Just like Phantom is the answer to MetaMask, so is Solanart the answer to Ethereum’s OpenSea. Other notable NFT marketplaces where you can trade NFTs are the following:
- Magic Eden — $201 million total trading volume
- Solana Monkey Business — $104 million total trading volume
- DigitalEyes Market — $103 million total trading volume
- SolSea — $16 million total trading volume
Needless to say, Solanart is the go-to Solana NFT marketplace with more trading volume than all other four combined, at $565.6 million.

As far as actual NFT collections go, by far, the most popular ones are Degenerate Ape Academy, Solana Monkey Business, Aurory, GGSG, and SolPunks.

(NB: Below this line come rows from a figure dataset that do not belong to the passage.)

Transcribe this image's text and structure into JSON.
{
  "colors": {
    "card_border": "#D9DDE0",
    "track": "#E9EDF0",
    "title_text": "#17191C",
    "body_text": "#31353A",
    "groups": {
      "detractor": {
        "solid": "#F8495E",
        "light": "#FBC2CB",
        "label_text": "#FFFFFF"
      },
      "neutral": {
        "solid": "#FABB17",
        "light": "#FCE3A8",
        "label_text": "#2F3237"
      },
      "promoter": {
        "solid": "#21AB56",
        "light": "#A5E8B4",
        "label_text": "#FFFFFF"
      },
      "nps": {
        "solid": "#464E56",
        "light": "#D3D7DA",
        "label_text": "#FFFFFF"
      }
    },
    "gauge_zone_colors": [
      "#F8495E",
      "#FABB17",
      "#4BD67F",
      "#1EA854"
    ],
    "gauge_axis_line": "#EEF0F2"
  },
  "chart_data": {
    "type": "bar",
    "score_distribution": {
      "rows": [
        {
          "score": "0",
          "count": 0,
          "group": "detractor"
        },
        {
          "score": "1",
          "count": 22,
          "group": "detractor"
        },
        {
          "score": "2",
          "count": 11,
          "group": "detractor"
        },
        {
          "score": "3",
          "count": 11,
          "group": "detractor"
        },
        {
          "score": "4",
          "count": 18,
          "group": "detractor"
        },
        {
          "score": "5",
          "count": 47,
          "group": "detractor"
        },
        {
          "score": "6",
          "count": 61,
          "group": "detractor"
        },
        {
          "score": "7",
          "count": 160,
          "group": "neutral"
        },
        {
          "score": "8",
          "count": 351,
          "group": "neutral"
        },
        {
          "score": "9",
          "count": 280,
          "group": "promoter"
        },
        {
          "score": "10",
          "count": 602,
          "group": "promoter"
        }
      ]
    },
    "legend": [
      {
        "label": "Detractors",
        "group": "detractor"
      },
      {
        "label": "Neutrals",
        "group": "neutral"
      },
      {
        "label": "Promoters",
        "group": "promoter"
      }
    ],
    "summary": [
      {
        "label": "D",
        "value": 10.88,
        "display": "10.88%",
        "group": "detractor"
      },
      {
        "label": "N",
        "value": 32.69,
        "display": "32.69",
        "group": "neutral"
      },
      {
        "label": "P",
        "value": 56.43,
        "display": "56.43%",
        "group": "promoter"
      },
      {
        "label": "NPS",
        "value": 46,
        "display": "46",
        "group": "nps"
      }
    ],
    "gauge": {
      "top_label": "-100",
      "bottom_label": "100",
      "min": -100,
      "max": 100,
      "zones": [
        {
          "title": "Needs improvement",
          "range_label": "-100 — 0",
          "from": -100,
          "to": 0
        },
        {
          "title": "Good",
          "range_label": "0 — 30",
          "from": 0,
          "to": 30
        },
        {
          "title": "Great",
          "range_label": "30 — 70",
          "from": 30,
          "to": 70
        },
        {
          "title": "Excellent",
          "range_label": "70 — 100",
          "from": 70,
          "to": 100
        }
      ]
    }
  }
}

Degenerate Ape Academy is again, you guessed it, an answer to one of the most popular NFT collections on Ethereum — Bored Apes Yacht Club. As is common now, the Degen Ape collection is generative art, based around randomly generated attributes, making 10,000 unique apes.
It is safe to say that Degen Ape Academy played a big role in making the Solana blockchain a well-known alternative to Ethereum.
Once bought, owners gain full ownership of the apes, so the devs cannot modify them or freeze the ownership in any way. At present, Degen Apes sell at an average of 37 SOL, which is around $8.4k.

In September, one of the rarest Degen Ape sold for more than $1 million, bringing in headlines and more traffic into Solanart and Solana ecosystem as a whole.
However, of more interest to prospective NFT buyers is the Diablo-like Aurory play-to-earn (P2E) game. The player moves the character in real-time when exploring the world from a bird’s-eye perspective, just like classic ARPGs.
When there is an encounter, the game enters battle mode consisting of a 3D square grid similar to King’s Bounty or Wakfu.
The NFTs are called Nefties, magical creatures akin to Axies in Axie Infinity, the king of blockchain gaming.
Outside of Nefty NFTs that can be traded on the marketplace and played in combat, Aurory has AURY utility tokens, which can be staked for extra passive dough.
AURY will also be the game’s governance token in the future, which will offer players a way to vote on the development of the game.

In fact, Aurory is Solana’s first Metaverse P2E game, having skyrocketed in value since Facebook turned Meta and announced its $10 billion investment spree into virtual space assets and games.

Still in development, AURY locked staking is poised to be highly lucrative, at around 200% APR (annual percentage rate). By all appearances, Aurory has a chance to do for Solana what Axie Infinity did to Ethereum.
Keep in mind that Bank of America listed Axie Infinity as the top-performing blockchain game in its digital assets report. Aurory may just as well repeat that success, possibly skyrocketing in value in the near future.
Taken all together, Solana’s Phantom wallet, NFT collections, and blockchain gaming put forward an enticing alternative to Ethereum. No doubt, tiny transaction fees will push its tailwinds further, while Ethereum has yet to find an anchor in its Beacon Chain.